1929’s Blackmail is regarded as one of Hitchcock’s most brilliant thrillers and showcased his mastery of the silent form; its alternative version, with sound, was among the first successful talkies in cinema history. It tells the story of a London woman who is blackmailed after killing the man who forces himself upon her; it captures Hitchcock’s exploration of the power of sin and guilt as well as his fascination with crime, and those who get away with it.

Blackmail was the first British silent drama to be newly scored for full orchestra since the advent of sound. Brand’s 76-minute score takes in the influences of the key composers Hitchcock would work with across his career, with Bernard Herrmann Franz Waxman, and Miklos Rozsa providing Brand with his musical toolbox; read an in-depth discussion of Brand’s work on his score for the movie here on the BFI website.

Brand notes of his score,

Hitchcock makes his musical requirements very obvious from beyond the grave, through masterly direction of the action.  Like Hitch, I fell in love with Anny Ondra and tried to make the music complicit in her seduction (it’s that beautiful dress that gets her into trouble - in my score when she wears it she becomes Cinderella unaware she is about to be raped by Prince Charming) and I also tried to mirror Hitch’s love of London and its people, with the exception of its policemen. 

In June 2024 Philippe Béran conducted Lemanic Modern Ensemble in Brand’s acclaimed music for Hitchcock’s The Lodger in Geneva; in 2023 Béran and the Orchestra della Svizzera Italiana opened the Locarno Film Festival with his 90-minute score. Brand’s soundtrack for The Lodger was commissioned by Criterion Video to launch the second annual Yorkshire Silent Film Festival in 2017.

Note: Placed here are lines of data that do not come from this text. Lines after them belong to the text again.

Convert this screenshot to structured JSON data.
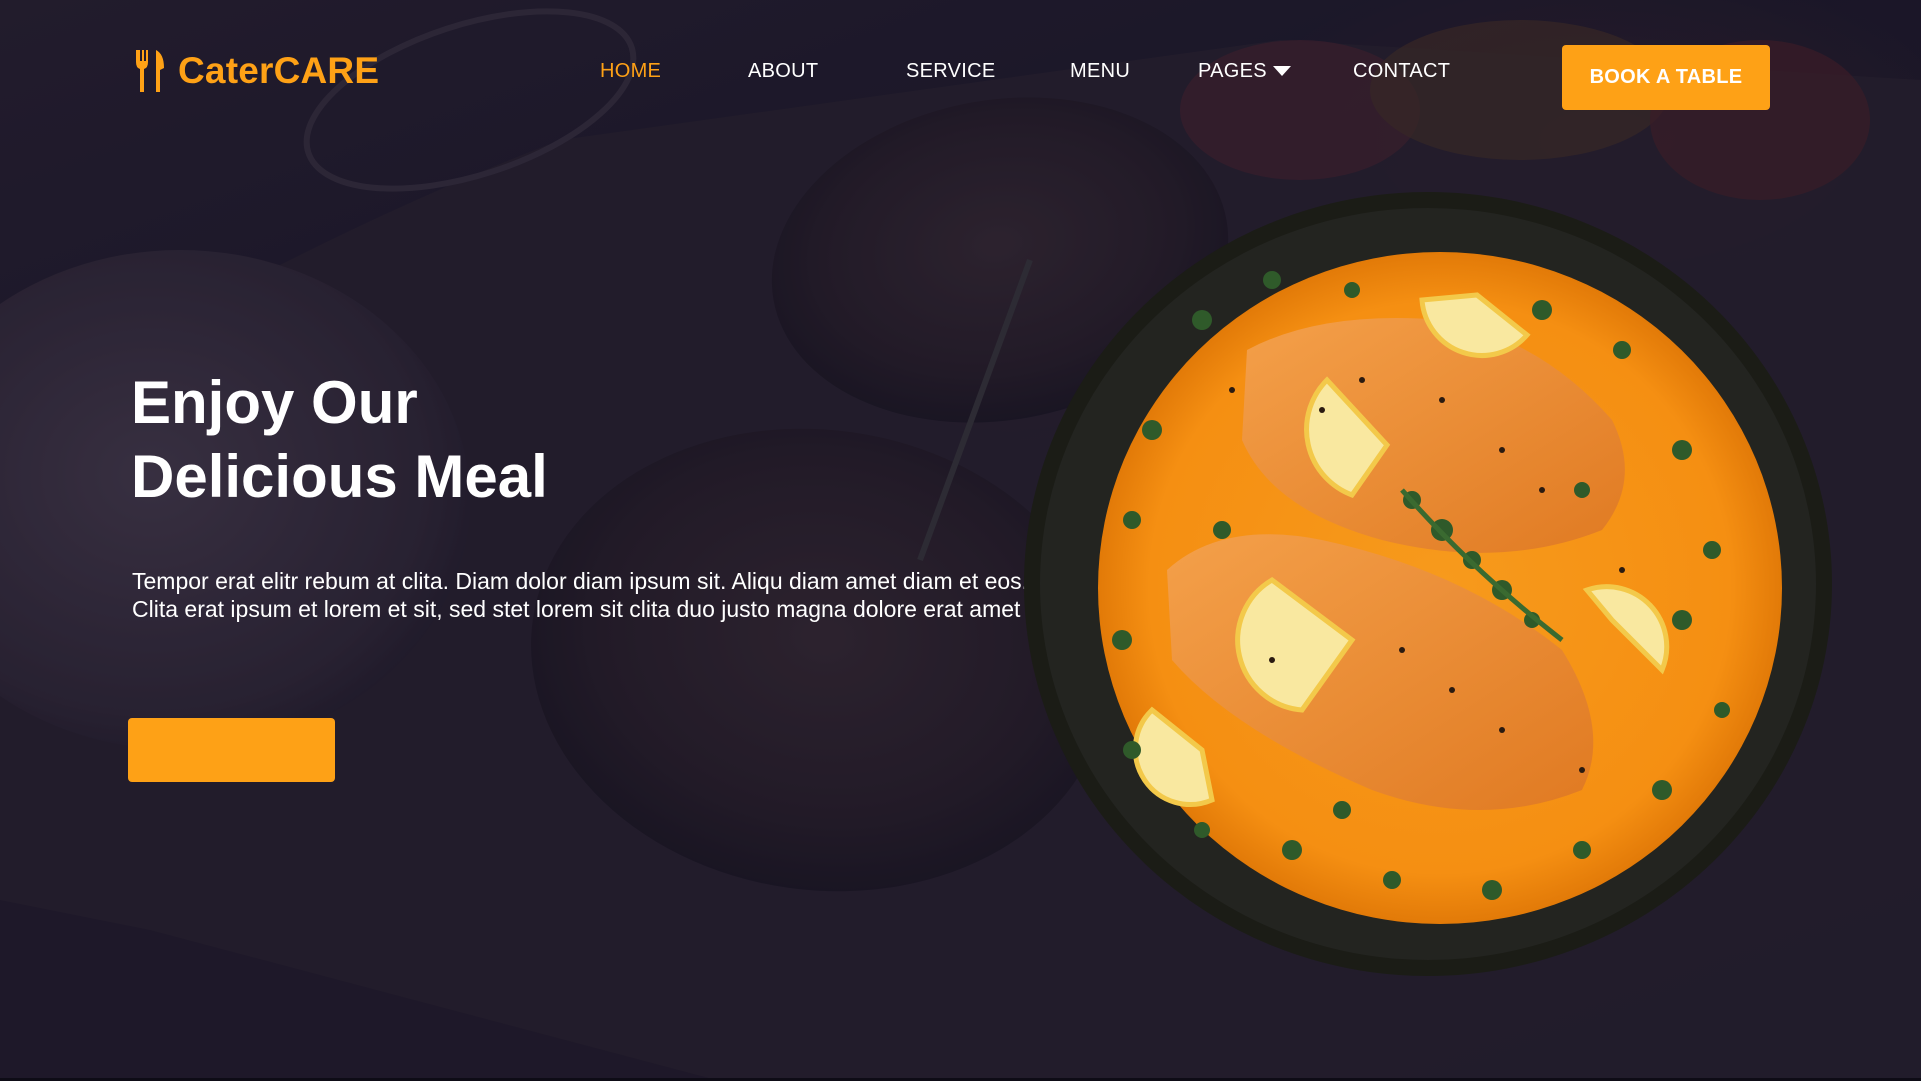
{
  "brand": {
    "name": "CaterCARE",
    "icon": "utensils-icon",
    "color": "#fea116"
  },
  "nav": {
    "items": [
      {
        "label": "HOME",
        "active": true
      },
      {
        "label": "ABOUT",
        "active": false
      },
      {
        "label": "SERVICE",
        "active": false
      },
      {
        "label": "MENU",
        "active": false
      },
      {
        "label": "PAGES",
        "active": false,
        "dropdown": true
      },
      {
        "label": "CONTACT",
        "active": false
      }
    ],
    "cta_label": "BOOK A TABLE"
  },
  "hero": {
    "title_line1": "Enjoy Our",
    "title_line2": "Delicious Meal",
    "description": "Tempor erat elitr rebum at clita. Diam dolor diam ipsum sit. Aliqu diam amet diam et eos. Clita erat ipsum et lorem et sit, sed stet lorem sit clita duo justo magna dolore erat amet",
    "button_label": "",
    "image": "salmon-curry-dish-image"
  },
  "colors": {
    "accent": "#fea116",
    "text": "#ffffff",
    "background": "#1e1a2a"
  }
}
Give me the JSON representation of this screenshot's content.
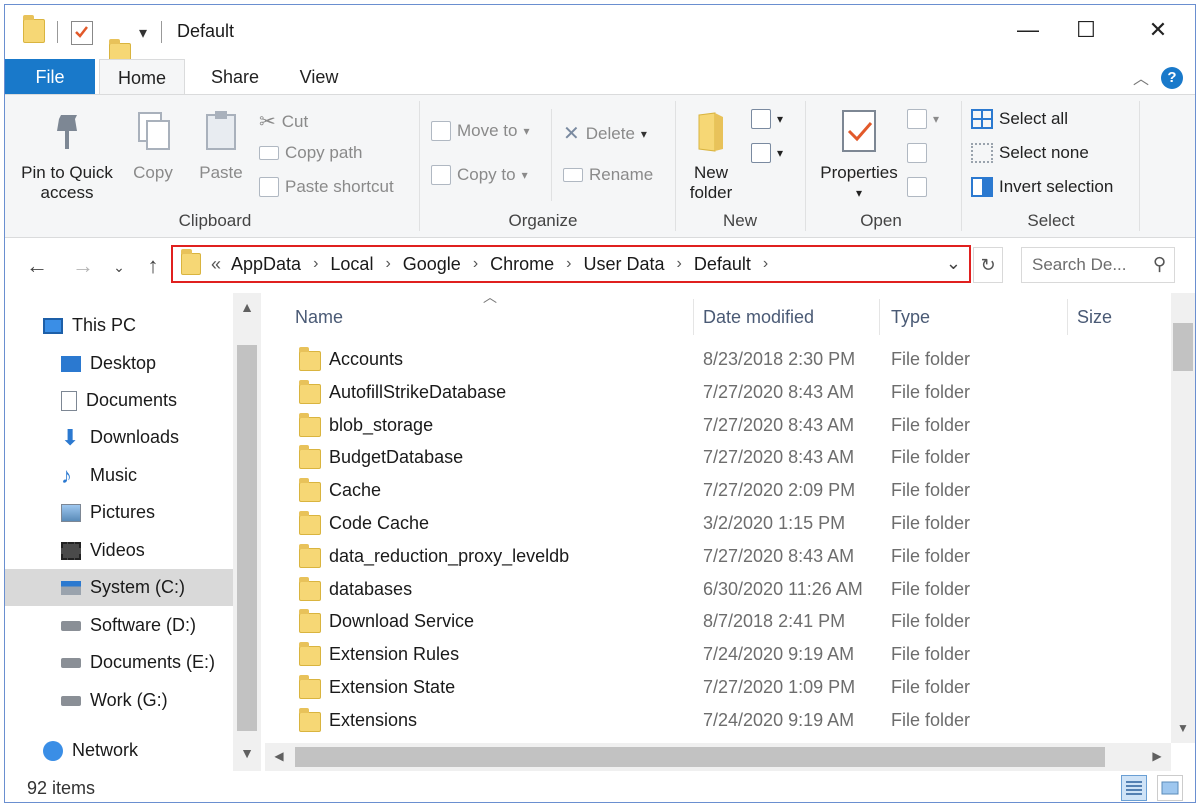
{
  "window": {
    "title": "Default",
    "controls": {
      "minimize": "—",
      "maximize": "☐",
      "close": "✕"
    }
  },
  "tabs": [
    "File",
    "Home",
    "Share",
    "View"
  ],
  "help_label": "?",
  "ribbon": {
    "clipboard": {
      "group_label": "Clipboard",
      "pin_label_1": "Pin to Quick",
      "pin_label_2": "access",
      "copy_label": "Copy",
      "paste_label": "Paste",
      "cut_label": "Cut",
      "copy_path_label": "Copy path",
      "paste_shortcut_label": "Paste shortcut"
    },
    "organize": {
      "group_label": "Organize",
      "move_to_label": "Move to",
      "copy_to_label": "Copy to",
      "delete_label": "Delete",
      "rename_label": "Rename"
    },
    "new": {
      "group_label": "New",
      "new_folder_label_1": "New",
      "new_folder_label_2": "folder"
    },
    "open": {
      "group_label": "Open",
      "properties_label": "Properties"
    },
    "select": {
      "group_label": "Select",
      "select_all_label": "Select all",
      "select_none_label": "Select none",
      "invert_selection_label": "Invert selection"
    }
  },
  "address": {
    "prefix": "«",
    "crumbs": [
      "AppData",
      "Local",
      "Google",
      "Chrome",
      "User Data",
      "Default"
    ]
  },
  "search": {
    "placeholder": "Search De..."
  },
  "nav": {
    "items": [
      {
        "label": "This PC",
        "icon": "monitor-icon"
      },
      {
        "label": "Desktop",
        "icon": "desktop-icon"
      },
      {
        "label": "Documents",
        "icon": "document-icon"
      },
      {
        "label": "Downloads",
        "icon": "download-arrow-icon"
      },
      {
        "label": "Music",
        "icon": "music-note-icon"
      },
      {
        "label": "Pictures",
        "icon": "picture-icon"
      },
      {
        "label": "Videos",
        "icon": "film-icon"
      },
      {
        "label": "System (C:)",
        "icon": "system-drive-icon"
      },
      {
        "label": "Software (D:)",
        "icon": "drive-icon"
      },
      {
        "label": "Documents (E:)",
        "icon": "drive-icon"
      },
      {
        "label": "Work (G:)",
        "icon": "drive-icon"
      },
      {
        "label": "Network",
        "icon": "network-icon"
      }
    ],
    "selected": "System (C:)"
  },
  "columns": {
    "name": "Name",
    "date": "Date modified",
    "type": "Type",
    "size": "Size"
  },
  "files": [
    {
      "name": "Accounts",
      "date": "8/23/2018 2:30 PM",
      "type": "File folder"
    },
    {
      "name": "AutofillStrikeDatabase",
      "date": "7/27/2020 8:43 AM",
      "type": "File folder"
    },
    {
      "name": "blob_storage",
      "date": "7/27/2020 8:43 AM",
      "type": "File folder"
    },
    {
      "name": "BudgetDatabase",
      "date": "7/27/2020 8:43 AM",
      "type": "File folder"
    },
    {
      "name": "Cache",
      "date": "7/27/2020 2:09 PM",
      "type": "File folder"
    },
    {
      "name": "Code Cache",
      "date": "3/2/2020 1:15 PM",
      "type": "File folder"
    },
    {
      "name": "data_reduction_proxy_leveldb",
      "date": "7/27/2020 8:43 AM",
      "type": "File folder"
    },
    {
      "name": "databases",
      "date": "6/30/2020 11:26 AM",
      "type": "File folder"
    },
    {
      "name": "Download Service",
      "date": "8/7/2018 2:41 PM",
      "type": "File folder"
    },
    {
      "name": "Extension Rules",
      "date": "7/24/2020 9:19 AM",
      "type": "File folder"
    },
    {
      "name": "Extension State",
      "date": "7/27/2020 1:09 PM",
      "type": "File folder"
    },
    {
      "name": "Extensions",
      "date": "7/24/2020 9:19 AM",
      "type": "File folder"
    }
  ],
  "status": {
    "item_count": "92 items"
  },
  "colors": {
    "accent": "#1979ca",
    "highlight_border": "#e0201f",
    "folder": "#f6d775"
  }
}
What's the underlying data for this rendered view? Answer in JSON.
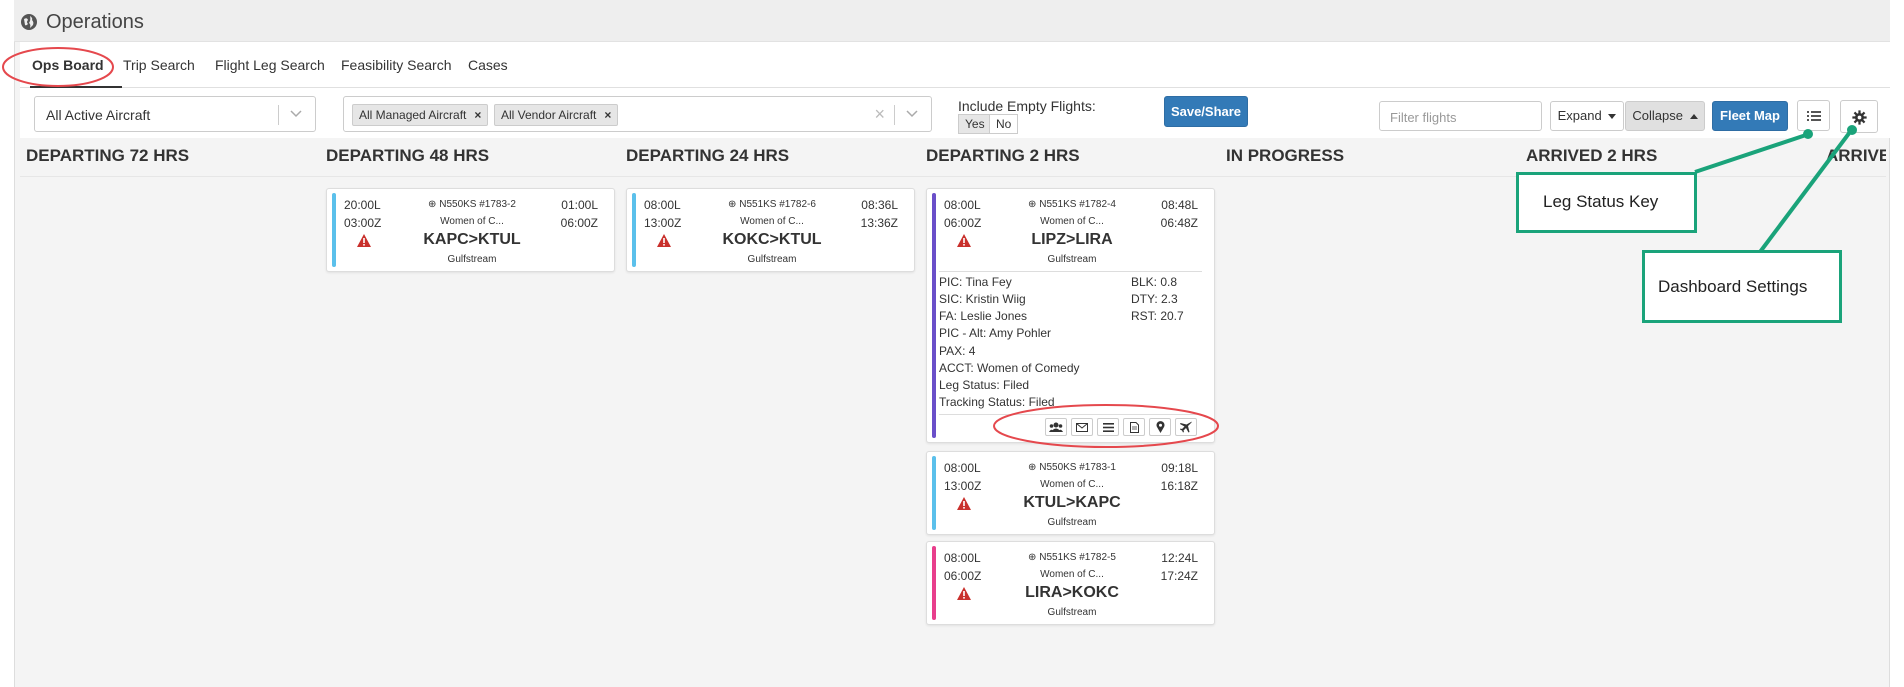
{
  "app": {
    "title": "Operations"
  },
  "tabs": [
    {
      "label": "Ops Board"
    },
    {
      "label": "Trip Search"
    },
    {
      "label": "Flight Leg Search"
    },
    {
      "label": "Feasibility Search"
    },
    {
      "label": "Cases"
    }
  ],
  "filters": {
    "aircraft_select": "All Active Aircraft",
    "chips": [
      "All Managed Aircraft",
      "All Vendor Aircraft"
    ],
    "chip_close": "×",
    "clear": "×",
    "include_empty_label": "Include Empty Flights:",
    "yes": "Yes",
    "no": "No",
    "save_share": "Save/Share",
    "filter_placeholder": "Filter flights",
    "expand": "Expand",
    "collapse": "Collapse",
    "fleet_map": "Fleet Map"
  },
  "columns": [
    "DEPARTING 72 HRS",
    "DEPARTING 48 HRS",
    "DEPARTING 24 HRS",
    "DEPARTING 2 HRS",
    "IN PROGRESS",
    "ARRIVED 2 HRS",
    "ARRIVE"
  ],
  "cards": {
    "c48": {
      "local_dep": "20:00L",
      "zulu_dep": "03:00Z",
      "tail": "N550KS #1783-2",
      "customer": "Women of C...",
      "local_arr": "01:00L",
      "zulu_arr": "06:00Z",
      "route": "KAPC>KTUL",
      "type": "Gulfstream",
      "status_color": "#5bc0eb"
    },
    "c24": {
      "local_dep": "08:00L",
      "zulu_dep": "13:00Z",
      "tail": "N551KS #1782-6",
      "customer": "Women of C...",
      "local_arr": "08:36L",
      "zulu_arr": "13:36Z",
      "route": "KOKC>KTUL",
      "type": "Gulfstream",
      "status_color": "#5bc0eb"
    },
    "c2a": {
      "local_dep": "08:00L",
      "zulu_dep": "06:00Z",
      "tail": "N551KS #1782-4",
      "customer": "Women of C...",
      "local_arr": "08:48L",
      "zulu_arr": "06:48Z",
      "route": "LIPZ>LIRA",
      "type": "Gulfstream",
      "status_color": "#6a4fc9",
      "details": [
        "PIC: Tina Fey",
        "SIC: Kristin  Wiig",
        "FA: Leslie Jones",
        "PIC - Alt: Amy Pohler",
        "PAX: 4",
        "ACCT: Women of Comedy",
        "Leg Status: Filed",
        "Tracking Status: Filed"
      ],
      "stats": [
        "BLK: 0.8",
        "DTY: 2.3",
        "RST: 20.7"
      ]
    },
    "c2b": {
      "local_dep": "08:00L",
      "zulu_dep": "13:00Z",
      "tail": "N550KS #1783-1",
      "customer": "Women of C...",
      "local_arr": "09:18L",
      "zulu_arr": "16:18Z",
      "route": "KTUL>KAPC",
      "type": "Gulfstream",
      "status_color": "#5bc0eb"
    },
    "c2c": {
      "local_dep": "08:00L",
      "zulu_dep": "06:00Z",
      "tail": "N551KS #1782-5",
      "customer": "Women of C...",
      "local_arr": "12:24L",
      "zulu_arr": "17:24Z",
      "route": "LIRA>KOKC",
      "type": "Gulfstream",
      "status_color": "#e83e8c"
    }
  },
  "callouts": {
    "leg_status_key": "Leg Status Key",
    "dashboard_settings": "Dashboard Settings"
  },
  "colors": {
    "primary": "#337ab7",
    "callout": "#1aa37a",
    "annotation": "#e5484d",
    "warning": "#c9302c"
  },
  "icons": [
    "globe-icon",
    "chevron-down-icon",
    "list-icon",
    "gear-icon",
    "warning-icon",
    "users-icon",
    "envelope-icon",
    "menu-icon",
    "document-icon",
    "location-pin-icon",
    "airplane-icon",
    "crosshair-icon"
  ]
}
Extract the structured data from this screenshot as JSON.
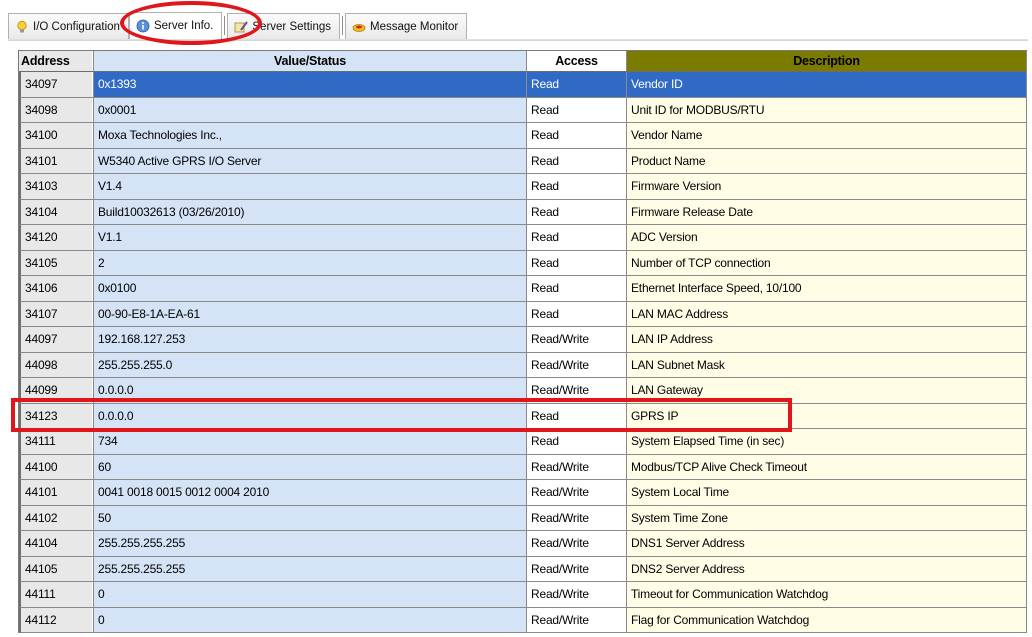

…the Piazza Maggiore late-night screenings featured another awesome sight: an audience of 5,000 hooked on…rand’s first score for full orchestra, a Herrmann- esque creation pulsing with fear and desire. Spectacular.

Geoff Brown, Sight and Sound

Neil Brand’s score was amazing, it picked out so many details that you might miss without the music being there, and it really brought the film to life… this odd coincidence of people and light and chemicals trapped in this medium but somehow being conjured back to life before our eyes and ears in that [performance] was extraordinary.